Following their IPO in November 2021, shares of Sono have lost 94% of their value. It’s just another example of how difficult it is to bring an electric vehicle to market using trickles of funding from retail investors around the globe who don’t seem to realize that they’re pissing their money away on risky EV companies that are simply trying to survive, not thrive.
A Fair Shake
It takes a while to realize that investing isn’t about finding great ideas. There is no shortage of great ideas being peddled out there by any number of publicly traded companies. Execution is what separates the wheat from the chaff. Perhaps the best rule we ever added to our tech investing methodology was that we don’t invest in pre-revenue companies. Also, having a living methodology document is critically important so you can remain objective when analyzing any given firm. Here are some of the red flags we’re seeing with Aptera:
- Seeking funding using Reg A+ mechanisms
- Previous track record of failure
- No meaningful revenues
When we evaluate companies, we apply the same methodology. Our skeptical tone comes from years of watching great stories never come to fruition as management teams pursue the ultimate goal of every business – survival. As risk-averse investors, we’re not here to fund feel-good pipe dreams, we’re here to realize a return on our capital. Our analysts said it best a few years back in our piece titled A Warning About Electric Vehicle Stocks:
Unfortunately, it’s quite common now to hear electric vehicle companies comparing their businesses to Tesla when they haven’t even broken ground on a factory.Nanalyze
An article by Electrek last month says the company “remains on track to begin ramping up scaled production in 2023.” When they’ve sold $10 million worth of these vehicles in a single year then maybe we’ll come back around for another look. Until then, this company should be avoided alongside every other aspiring autocar manufacturer out there, solar-powered or not.
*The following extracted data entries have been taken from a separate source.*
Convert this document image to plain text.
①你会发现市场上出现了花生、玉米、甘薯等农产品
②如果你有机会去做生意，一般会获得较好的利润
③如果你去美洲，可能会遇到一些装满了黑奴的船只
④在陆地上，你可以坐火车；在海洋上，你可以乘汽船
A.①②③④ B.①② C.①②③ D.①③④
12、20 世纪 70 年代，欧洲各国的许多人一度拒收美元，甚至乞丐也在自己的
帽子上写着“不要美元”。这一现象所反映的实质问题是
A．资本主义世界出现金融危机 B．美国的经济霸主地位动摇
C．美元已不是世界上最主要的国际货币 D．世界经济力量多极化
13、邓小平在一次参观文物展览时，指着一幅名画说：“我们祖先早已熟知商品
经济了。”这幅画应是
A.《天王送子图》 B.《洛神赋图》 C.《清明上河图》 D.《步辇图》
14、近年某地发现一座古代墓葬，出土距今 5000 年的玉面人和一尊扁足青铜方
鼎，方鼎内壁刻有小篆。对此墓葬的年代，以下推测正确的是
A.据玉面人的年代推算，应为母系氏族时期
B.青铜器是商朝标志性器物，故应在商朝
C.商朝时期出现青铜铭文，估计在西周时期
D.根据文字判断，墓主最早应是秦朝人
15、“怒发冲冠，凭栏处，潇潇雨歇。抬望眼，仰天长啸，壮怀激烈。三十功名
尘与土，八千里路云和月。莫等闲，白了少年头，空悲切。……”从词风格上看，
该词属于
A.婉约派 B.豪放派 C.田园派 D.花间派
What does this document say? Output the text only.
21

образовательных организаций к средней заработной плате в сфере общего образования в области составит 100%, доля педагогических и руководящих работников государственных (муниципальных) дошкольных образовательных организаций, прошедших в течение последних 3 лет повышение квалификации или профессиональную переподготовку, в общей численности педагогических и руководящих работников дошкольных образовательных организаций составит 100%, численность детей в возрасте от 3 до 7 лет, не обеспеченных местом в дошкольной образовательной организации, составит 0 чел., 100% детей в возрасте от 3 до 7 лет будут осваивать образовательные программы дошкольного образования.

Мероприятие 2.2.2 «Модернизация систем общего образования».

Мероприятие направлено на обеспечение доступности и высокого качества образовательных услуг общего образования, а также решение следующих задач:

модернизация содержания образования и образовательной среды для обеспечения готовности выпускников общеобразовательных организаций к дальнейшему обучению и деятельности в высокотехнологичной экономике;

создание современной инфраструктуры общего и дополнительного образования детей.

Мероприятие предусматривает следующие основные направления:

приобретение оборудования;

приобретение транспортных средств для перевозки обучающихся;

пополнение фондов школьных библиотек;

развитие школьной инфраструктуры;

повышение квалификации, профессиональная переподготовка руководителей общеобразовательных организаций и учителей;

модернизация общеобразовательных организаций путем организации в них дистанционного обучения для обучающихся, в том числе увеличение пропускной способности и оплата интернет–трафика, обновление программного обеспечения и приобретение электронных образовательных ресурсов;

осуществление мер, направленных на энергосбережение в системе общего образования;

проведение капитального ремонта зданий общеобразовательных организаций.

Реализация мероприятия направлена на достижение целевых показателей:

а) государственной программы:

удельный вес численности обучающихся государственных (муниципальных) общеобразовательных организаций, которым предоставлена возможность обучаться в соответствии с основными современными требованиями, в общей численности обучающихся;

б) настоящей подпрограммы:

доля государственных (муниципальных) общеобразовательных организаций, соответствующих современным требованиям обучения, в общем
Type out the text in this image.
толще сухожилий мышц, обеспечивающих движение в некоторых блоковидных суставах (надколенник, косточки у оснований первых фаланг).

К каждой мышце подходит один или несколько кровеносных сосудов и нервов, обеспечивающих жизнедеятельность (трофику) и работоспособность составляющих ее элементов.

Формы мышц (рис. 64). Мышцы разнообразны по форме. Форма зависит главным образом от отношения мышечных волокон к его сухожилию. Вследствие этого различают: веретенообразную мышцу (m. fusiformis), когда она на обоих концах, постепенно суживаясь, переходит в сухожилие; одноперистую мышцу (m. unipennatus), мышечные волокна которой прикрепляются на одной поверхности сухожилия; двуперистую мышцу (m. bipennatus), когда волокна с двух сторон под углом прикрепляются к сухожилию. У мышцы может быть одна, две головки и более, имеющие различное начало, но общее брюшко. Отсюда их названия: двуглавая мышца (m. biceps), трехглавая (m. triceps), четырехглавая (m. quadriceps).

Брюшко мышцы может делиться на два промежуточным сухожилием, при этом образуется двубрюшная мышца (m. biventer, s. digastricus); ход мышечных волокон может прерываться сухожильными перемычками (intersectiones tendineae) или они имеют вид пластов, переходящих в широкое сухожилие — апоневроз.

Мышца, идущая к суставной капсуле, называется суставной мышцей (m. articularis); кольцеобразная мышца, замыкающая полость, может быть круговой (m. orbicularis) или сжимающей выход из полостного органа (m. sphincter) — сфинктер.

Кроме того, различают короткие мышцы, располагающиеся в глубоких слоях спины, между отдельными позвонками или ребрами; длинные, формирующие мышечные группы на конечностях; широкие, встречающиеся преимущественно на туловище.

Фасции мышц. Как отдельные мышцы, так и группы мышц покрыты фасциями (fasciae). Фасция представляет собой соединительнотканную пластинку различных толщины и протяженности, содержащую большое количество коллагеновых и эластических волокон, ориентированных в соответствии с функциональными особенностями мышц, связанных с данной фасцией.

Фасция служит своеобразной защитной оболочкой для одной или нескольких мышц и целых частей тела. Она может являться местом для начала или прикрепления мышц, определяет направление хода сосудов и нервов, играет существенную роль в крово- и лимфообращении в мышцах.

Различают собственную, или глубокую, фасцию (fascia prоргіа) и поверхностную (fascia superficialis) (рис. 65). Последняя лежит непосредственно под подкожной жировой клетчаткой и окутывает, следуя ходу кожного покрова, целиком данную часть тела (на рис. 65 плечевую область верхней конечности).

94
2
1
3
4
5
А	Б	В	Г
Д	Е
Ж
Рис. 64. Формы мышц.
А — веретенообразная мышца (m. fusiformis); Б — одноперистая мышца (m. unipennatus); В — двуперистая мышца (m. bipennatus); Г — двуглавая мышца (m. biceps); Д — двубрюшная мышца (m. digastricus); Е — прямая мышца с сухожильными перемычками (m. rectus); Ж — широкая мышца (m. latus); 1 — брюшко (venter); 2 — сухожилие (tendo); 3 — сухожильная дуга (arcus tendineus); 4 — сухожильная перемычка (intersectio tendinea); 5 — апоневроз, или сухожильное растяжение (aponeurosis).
Aptera is dabbling in an extremely capital-intensive and competitive niche which is littered with failures and bankruptcies largely consisting of companies that had great stories and little else. You’d have to have brass cojones the size of grapefruits to put down a real-money deposit on one of these contraptions, much less be seen driving one.
Investing in any electric vehicle company trying to peddle a three-wheeler to the masses is a bad idea, no matter how superior a product they’re trying to sell. Today, we reached the same conclusion as we did four years ago – it’s a David and Goliath story, and as prudent investors, we’re not interested in it whatsoever.